What finally burst my bubble though was the rise of the hedge funds, which are today for all intents and purposes in control of government.
I have known this for some time but have been in denial. However, I recently read a series of articles in a community newspaper called Tribuno del Pueblo on the takeover of the family housing market by the super rich. It wrote that this was organized by the largest bankers and hedge-fund operators that have seized control of Fannie and Freddie Mae grabbed half the nation’s mortgages and some 200,000 homes.
“The hedge-fund speculators who are buying up hundreds and thousands of houses in foreclosures and short sales are right when they say that this is ‘the new face of real estate.’” Rounding off the collusion between the speculators and government, the Obama administration is selling off tax liens to the former the super-rich – why not Obama’s appointments come from this class.

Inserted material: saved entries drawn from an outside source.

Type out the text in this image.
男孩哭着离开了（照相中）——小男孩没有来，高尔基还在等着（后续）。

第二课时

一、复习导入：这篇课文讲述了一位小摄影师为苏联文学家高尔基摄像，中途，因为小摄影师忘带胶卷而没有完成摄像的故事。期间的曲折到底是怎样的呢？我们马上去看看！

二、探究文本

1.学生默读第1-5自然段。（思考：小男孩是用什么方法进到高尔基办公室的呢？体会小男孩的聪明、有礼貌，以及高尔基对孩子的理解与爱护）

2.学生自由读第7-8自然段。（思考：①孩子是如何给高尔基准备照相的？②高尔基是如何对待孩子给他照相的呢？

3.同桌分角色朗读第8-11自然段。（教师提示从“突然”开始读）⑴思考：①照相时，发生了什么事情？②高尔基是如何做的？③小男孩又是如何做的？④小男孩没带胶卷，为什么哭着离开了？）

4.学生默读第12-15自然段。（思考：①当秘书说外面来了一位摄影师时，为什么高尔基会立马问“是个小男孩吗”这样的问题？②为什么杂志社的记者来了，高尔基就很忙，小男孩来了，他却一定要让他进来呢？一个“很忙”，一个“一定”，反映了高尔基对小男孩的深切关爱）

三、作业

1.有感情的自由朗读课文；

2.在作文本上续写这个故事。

It is a new age and there is no room for the peasant landlord of my father’s times. We don’t have the capital to compete.
Recently a friend was trying to buy his first home. He followed the newspaper ads hoping to buy a foreclosure. The brokers refused his multiple bids on foreclosed residential homes. They tried to sell him “for sale” homes that had already been bid up above the asking price. Probing around he learned that the broker had reserved the foreclosed house for a local politician who he represented at auction.
Well, there are those who are forever blowing bubbles. They are dreaming for the days that they could buy a home as an investment for old age and then pass it on to their children or grandchildren. But the truth is that those are only dreams, and today we are living the nightmare.